What must it feel like, to watch for centuries as the people you loved and nurtured turned on themselves?
She thought of her father welcoming Sesharian refugees and not giving them the means or resources to survive in a new home; the mother screaming as the terrified boy clutched his father; Samson smiling as her people bowed to yet another leader, another conqueror.
It was the same cruel cycle. The ruinous march that led to new faces, new characters, but the same wicked fate.
She did not feel grief.
She felt rage, deep and dark and enduring. Centuries old, as dense as the desert, as unending, the kind stoked by unpunished sins and unrequited honesty. It echoed through her. Settled into her bones and began to make its home.

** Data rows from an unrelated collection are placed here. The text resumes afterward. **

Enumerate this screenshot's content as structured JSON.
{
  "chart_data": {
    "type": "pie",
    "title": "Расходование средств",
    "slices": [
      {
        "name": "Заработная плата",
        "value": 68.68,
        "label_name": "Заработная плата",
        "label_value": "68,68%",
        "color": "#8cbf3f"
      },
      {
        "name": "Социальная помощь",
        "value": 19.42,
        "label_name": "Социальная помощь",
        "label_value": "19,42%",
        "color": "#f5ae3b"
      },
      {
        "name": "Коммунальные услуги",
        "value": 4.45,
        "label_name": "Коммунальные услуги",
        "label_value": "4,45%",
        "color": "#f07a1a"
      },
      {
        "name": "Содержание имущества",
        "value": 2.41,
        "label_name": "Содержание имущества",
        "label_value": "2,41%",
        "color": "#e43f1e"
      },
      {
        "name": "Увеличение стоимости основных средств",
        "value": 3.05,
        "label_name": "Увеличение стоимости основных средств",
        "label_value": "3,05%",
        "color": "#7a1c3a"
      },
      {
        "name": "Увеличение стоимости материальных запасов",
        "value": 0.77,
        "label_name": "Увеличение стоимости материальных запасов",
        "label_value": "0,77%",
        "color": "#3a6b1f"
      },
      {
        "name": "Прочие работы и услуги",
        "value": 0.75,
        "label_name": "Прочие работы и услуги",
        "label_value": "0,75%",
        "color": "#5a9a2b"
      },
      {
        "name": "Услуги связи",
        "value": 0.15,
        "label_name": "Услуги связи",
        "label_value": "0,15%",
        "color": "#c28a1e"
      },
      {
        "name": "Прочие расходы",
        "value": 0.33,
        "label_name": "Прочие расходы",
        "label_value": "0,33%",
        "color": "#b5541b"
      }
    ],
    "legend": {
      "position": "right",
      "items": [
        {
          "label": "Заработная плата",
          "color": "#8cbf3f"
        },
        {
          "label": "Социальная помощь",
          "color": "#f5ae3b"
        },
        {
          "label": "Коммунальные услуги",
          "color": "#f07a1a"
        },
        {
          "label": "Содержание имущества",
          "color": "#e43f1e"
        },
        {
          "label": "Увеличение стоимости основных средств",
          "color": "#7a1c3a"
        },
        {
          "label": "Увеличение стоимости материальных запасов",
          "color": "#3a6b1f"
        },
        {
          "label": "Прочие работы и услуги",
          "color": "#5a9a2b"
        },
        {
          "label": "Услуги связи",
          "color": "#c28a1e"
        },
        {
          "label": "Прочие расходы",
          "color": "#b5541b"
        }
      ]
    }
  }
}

The Phoenix and Her Prophet were meant to inspire hope, to create justice, and with sinking, final clarity, Elena knew it was not her. She could never be her people’s Prophet. How could she create hope when her Agni tasted this vicious?
The flames quivered. She turned to listen, but when she reached for them, they shied away, as if afraid.
I have read of a deeper, darker power. It imprisoned the Phoenix in a dark, stony hell.
Shadows danced around them, as if stirred by the wind. When they scraped her feet, Elena did not feel a chill like Priestess Nomu. She tasted salt and earth, something raw and untamed and at once grimly familiar.
And for the first time, Elena considered the shadows as they curled around her, kept back by only the faint, wavering hem of the inferno’s light.
There are three types of fire, her mother had written. One had trapped the Phoenix.
Maybe that was why the Eternal Fire always raged when she came near. Maybe that was why it had tried to attack her.
What if my Agni imprisoned the Phoenix?
She could feel her Agni pulling beneath her fingers, itching to rush forward, to conquer, like all the ones who had come before her.
You are as much a god as me, Elena. You can destroy me too.
Samson’s admission was also a warning. He could destroy her as well. Already her people were turning away. Already they called on another god. If Samson Kytuu truly saw her as an equal, then she needed to balance the scale.
She needed to make the Prophet bend.